After abandoning his appeal for a review of his leadership suspension, David Warner has gained the backing of his teammates and several past players. On Wednesday, veteran hitter Warner released a long statement about the reconsideration of his leadership suspension.

Warner criticized the review procedure and said that he was not ready for his family to go through any more suffering. Ian Chappell, a former captain of Australia, said that Warner’s decision “revealed Cricket Australia’s inclinations for back-side protection.”

Even if the review process was successful, Warner may not have reasonably expected to be the team captain for Australia, according to Chappell, but he would have wanted to be the captain of a Big Bash League club. “I believe Warner had dreamed that one day he could be able to captain Sydney Thunder, his BBL side. It’s unfortunate because he would have been the best cricket mentor for future players. Not to worry CA, he’ll still be a leader and respected by any player looking to advance, Chappell said in his ESPNCricinfo blog.

Warner should be commended for exposing CA’s propensity for back-side protection, as should young players. They must remember it in the future. Warner’s withdrawal of his review, however, most crucially demonstrates how abominable the initial choice to impose a lifelong leadership ban on him was, he argued.

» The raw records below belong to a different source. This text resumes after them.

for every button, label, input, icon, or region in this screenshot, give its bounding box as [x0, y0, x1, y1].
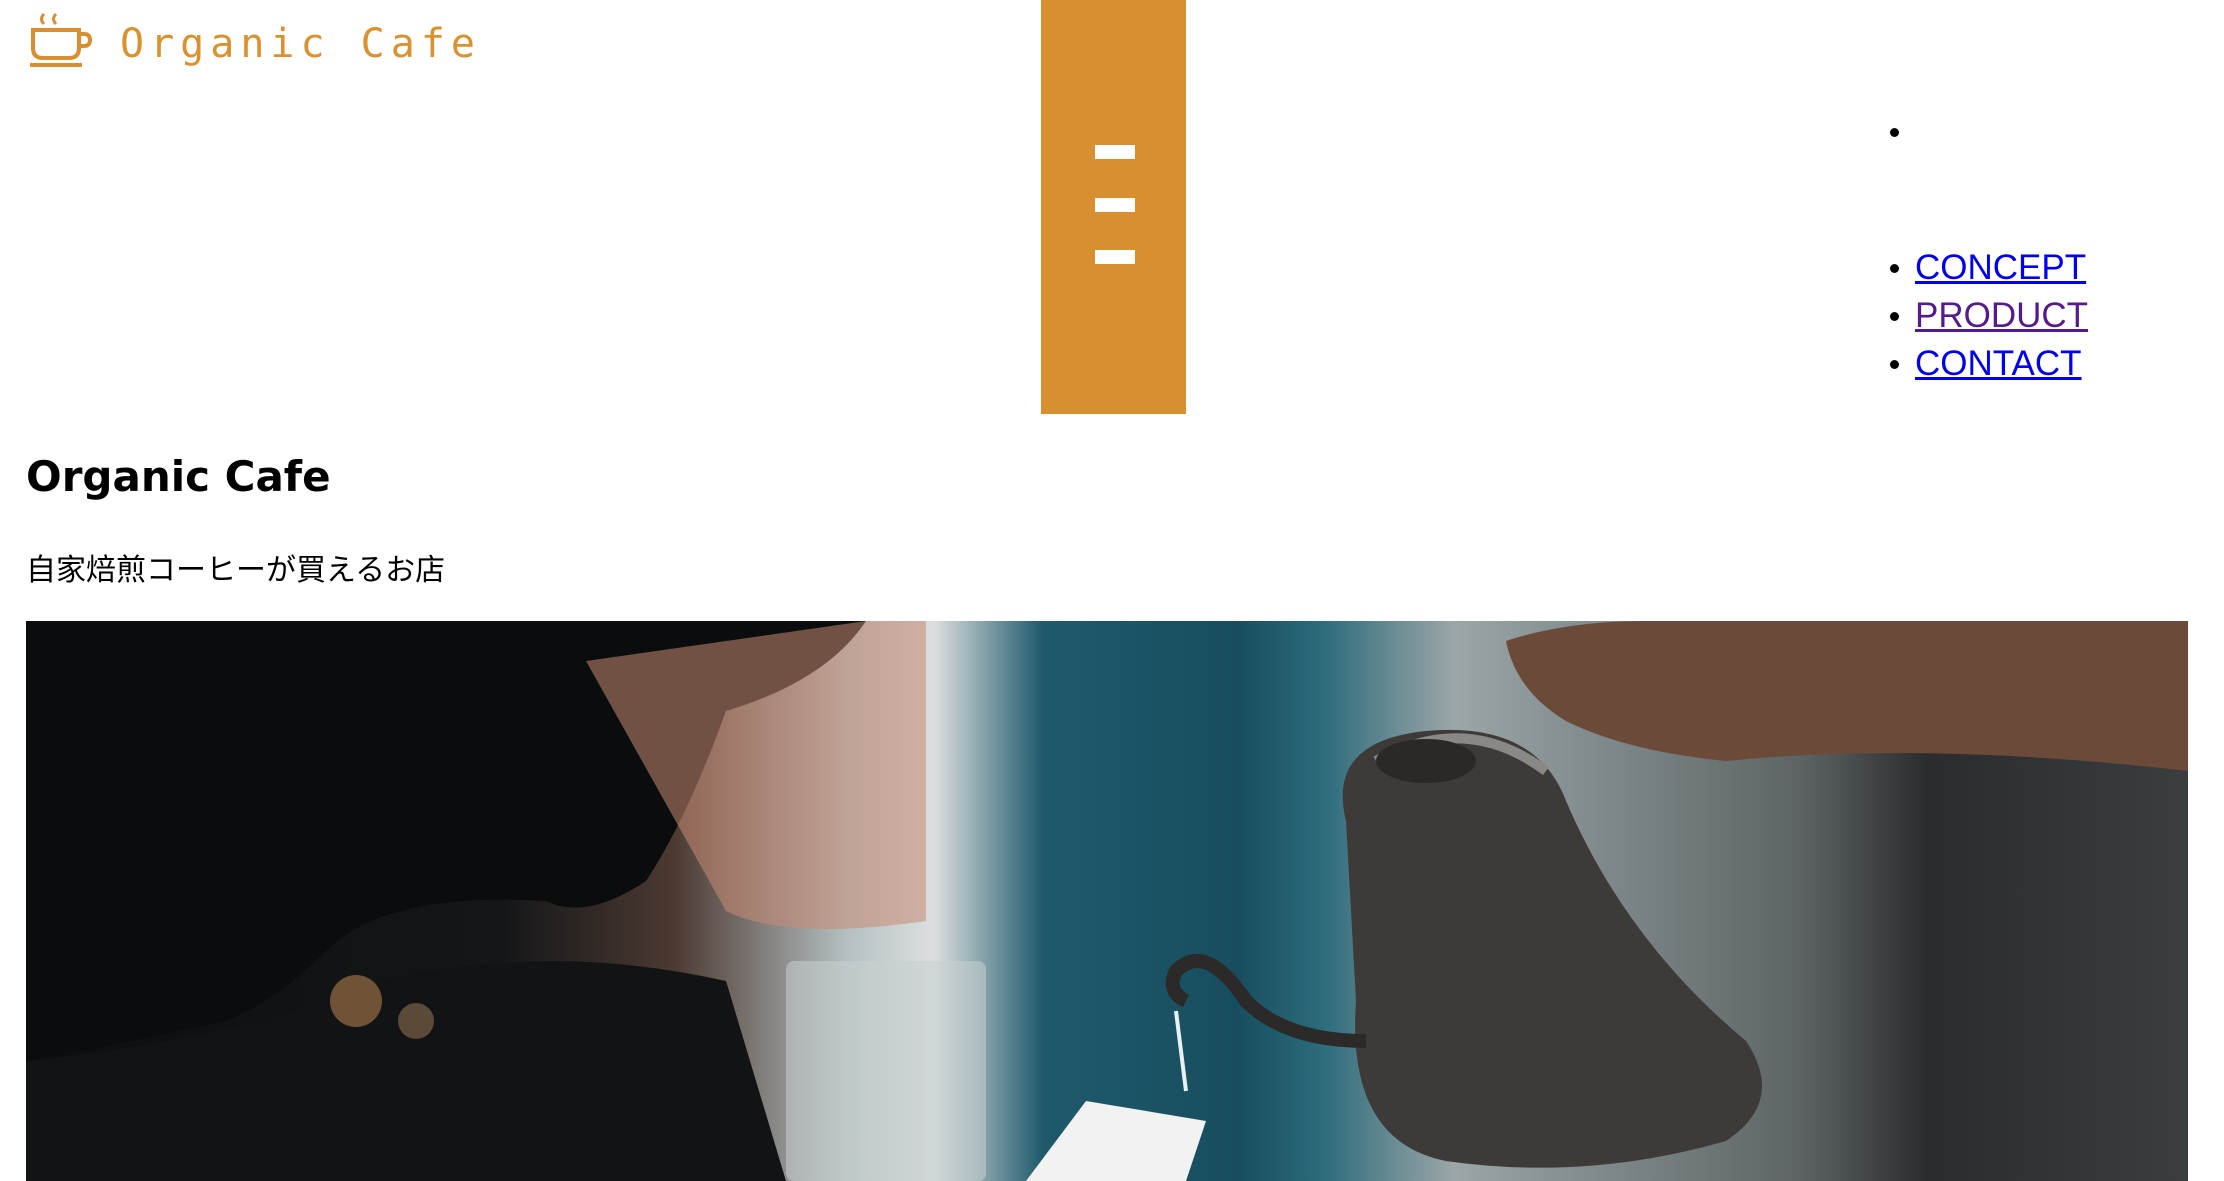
- menu-toggle-button[interactable]: [1041, 0, 1186, 414]
- nav-item-concept: CONCEPT: [1887, 244, 2088, 292]
- nav-link-concept[interactable]: CONCEPT: [1915, 248, 2086, 287]
- nav-link-product[interactable]: PRODUCT: [1915, 296, 2088, 335]
- logo-text: Organic Cafe: [120, 21, 481, 67]
- hero-image: [26, 621, 2188, 1181]
- nav-item-product: PRODUCT: [1887, 292, 2088, 340]
- coffee-cup-icon: [30, 12, 93, 67]
- site-logo[interactable]: Organic Cafe: [28, 12, 481, 70]
- tagline: 自家焙煎コーヒーが買えるお店: [26, 553, 446, 588]
- page-title: Organic Cafe: [26, 452, 331, 501]
- nav-link-contact[interactable]: CONTACT: [1915, 344, 2082, 383]
- main-nav: CONCEPT PRODUCT CONTACT: [1887, 108, 2088, 388]
- nav-item-empty: [1887, 108, 2088, 156]
- nav-item-contact: CONTACT: [1887, 340, 2088, 388]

A life ban on Warner, who was suspended together with Smith for a year from all cricket owing to the pair’s participation in the 2018 ball-tampering incident, is ‘fundamentally wrong,’ according to Steve Smith. Following the affair, Smith and Warner lost their roles as the team’s captain and vice-captain, respectively. After Australia defeated the West Indies by 419 runs in the second Test, Smith told reporters, “I think barring for life from leadership is simply fundamentally wrong. “Like me, David served his sentence. For us, he is a group leader, and both on and off the field, he is doing a fantastic job, Smith said.